Decatur County weighs budget, tax levy and Ag-Plex funding
Tax levy approval, Ag-Plex spending and nonprofit aid were all on Decatur County’s June 22 agenda, with a 15-minute public comment window.

Decatur County put next year’s tax levy and budget at the center of its June 22 agenda, alongside renewed discussion of Ag-Plex funding, nonprofit aid and a courthouse monument request. The timing mattered because the levy decision shapes property-tax bills and the money available for county services, while the trustee’s office controls county funds and disburses sales tax revenues.
The Decatur County Budget Committee met at 5:30 p.m. in the Decatur County Courthouse at 22 West Main Street in Decaturville, followed by the regular county commission meeting at 6:00 p.m. The meeting notice set aside 15 minutes of public input at the start of the commission session, giving residents a short window to speak before commissioners moved into the rest of the agenda.

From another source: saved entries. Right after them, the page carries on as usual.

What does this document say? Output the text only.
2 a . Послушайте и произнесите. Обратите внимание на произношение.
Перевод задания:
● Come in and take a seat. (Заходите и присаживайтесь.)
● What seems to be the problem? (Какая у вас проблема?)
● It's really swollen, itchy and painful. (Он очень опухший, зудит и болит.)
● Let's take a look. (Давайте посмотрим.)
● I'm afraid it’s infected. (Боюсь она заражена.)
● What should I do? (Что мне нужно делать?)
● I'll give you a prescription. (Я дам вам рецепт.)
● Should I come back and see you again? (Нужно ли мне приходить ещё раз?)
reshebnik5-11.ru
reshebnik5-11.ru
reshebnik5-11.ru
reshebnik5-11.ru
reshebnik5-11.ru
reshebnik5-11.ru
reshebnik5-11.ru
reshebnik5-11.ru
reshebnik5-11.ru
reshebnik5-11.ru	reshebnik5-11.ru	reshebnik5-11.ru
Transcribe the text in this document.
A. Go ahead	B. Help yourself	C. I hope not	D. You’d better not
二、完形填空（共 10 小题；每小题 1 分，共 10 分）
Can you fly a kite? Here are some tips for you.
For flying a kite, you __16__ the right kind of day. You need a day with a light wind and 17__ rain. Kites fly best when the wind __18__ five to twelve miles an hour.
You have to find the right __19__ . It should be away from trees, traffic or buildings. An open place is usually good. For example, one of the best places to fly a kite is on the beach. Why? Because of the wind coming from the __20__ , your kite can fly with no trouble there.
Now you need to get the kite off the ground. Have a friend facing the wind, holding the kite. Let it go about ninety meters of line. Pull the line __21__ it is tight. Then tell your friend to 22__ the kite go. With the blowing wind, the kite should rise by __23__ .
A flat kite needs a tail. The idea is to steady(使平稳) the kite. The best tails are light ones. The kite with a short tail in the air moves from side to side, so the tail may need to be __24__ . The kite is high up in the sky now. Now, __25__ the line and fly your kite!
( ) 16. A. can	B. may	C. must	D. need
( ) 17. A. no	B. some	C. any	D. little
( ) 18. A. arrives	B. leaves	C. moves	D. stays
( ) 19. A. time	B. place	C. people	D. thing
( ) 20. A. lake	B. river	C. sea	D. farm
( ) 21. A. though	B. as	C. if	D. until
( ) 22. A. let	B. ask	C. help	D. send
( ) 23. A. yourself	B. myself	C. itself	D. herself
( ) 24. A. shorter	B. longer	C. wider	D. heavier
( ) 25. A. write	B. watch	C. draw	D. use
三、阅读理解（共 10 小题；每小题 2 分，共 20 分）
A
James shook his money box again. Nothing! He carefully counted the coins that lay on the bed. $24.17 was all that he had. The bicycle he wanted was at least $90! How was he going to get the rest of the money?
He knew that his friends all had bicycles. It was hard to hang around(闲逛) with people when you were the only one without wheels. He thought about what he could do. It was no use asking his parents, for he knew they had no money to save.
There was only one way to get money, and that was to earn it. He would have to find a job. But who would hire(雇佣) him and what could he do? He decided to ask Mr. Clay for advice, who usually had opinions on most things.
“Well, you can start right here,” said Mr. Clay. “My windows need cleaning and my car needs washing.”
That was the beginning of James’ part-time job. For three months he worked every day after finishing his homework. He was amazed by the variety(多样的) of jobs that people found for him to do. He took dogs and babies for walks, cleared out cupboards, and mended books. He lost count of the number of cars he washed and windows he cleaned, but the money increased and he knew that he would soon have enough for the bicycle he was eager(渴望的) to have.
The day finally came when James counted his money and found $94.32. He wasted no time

Among the items before commissioners were fiscal year 2026-2027 budget approval, a resolution fixing the tax levy in Decatur County and a non-profit contribution resolution. Those three items point directly to the tradeoffs ahead: how much the county will collect, which community groups will receive county support and how far commissioners can stretch the budget without cutting into other priorities.
The Ag-Plex Fairground Project also returned to the docket, continuing a pattern that has run through county paperwork for more than a year. The project appeared on agendas in June 2025, July 2025, August 2025, January 2026, February 2026, March 2026, June 1, 2026 and again on June 22, 2026, suggesting county leaders are still working through its funding, scope or timetable. For a county that uses fairgrounds and livestock space for public gatherings, the project carries both practical and symbolic weight.
The agenda did not stop at budget numbers. Commissioners also took up a courthouse Ten Commandments monument request raised by Commissioner Randy Kennedy, a topic that put public space and county identity into the same room as tax policy. Other business included a Highway Department personnel policy update, a sheriff report, an AEDs update, a financial report and notaries, all of which showed how the county’s routine operations sit beside the larger spending fight.
Decatur County describes itself as a Tennessee Three-Star Community on the banks of the Tennessee River, and that setting helps explain why decisions on fairgrounds, parks, agriculture and courthouse policy draw attention well beyond a single meeting. For residents, the immediate question remains whether the county’s next budget will ease pressure on tax bills while still funding the services they rely on most.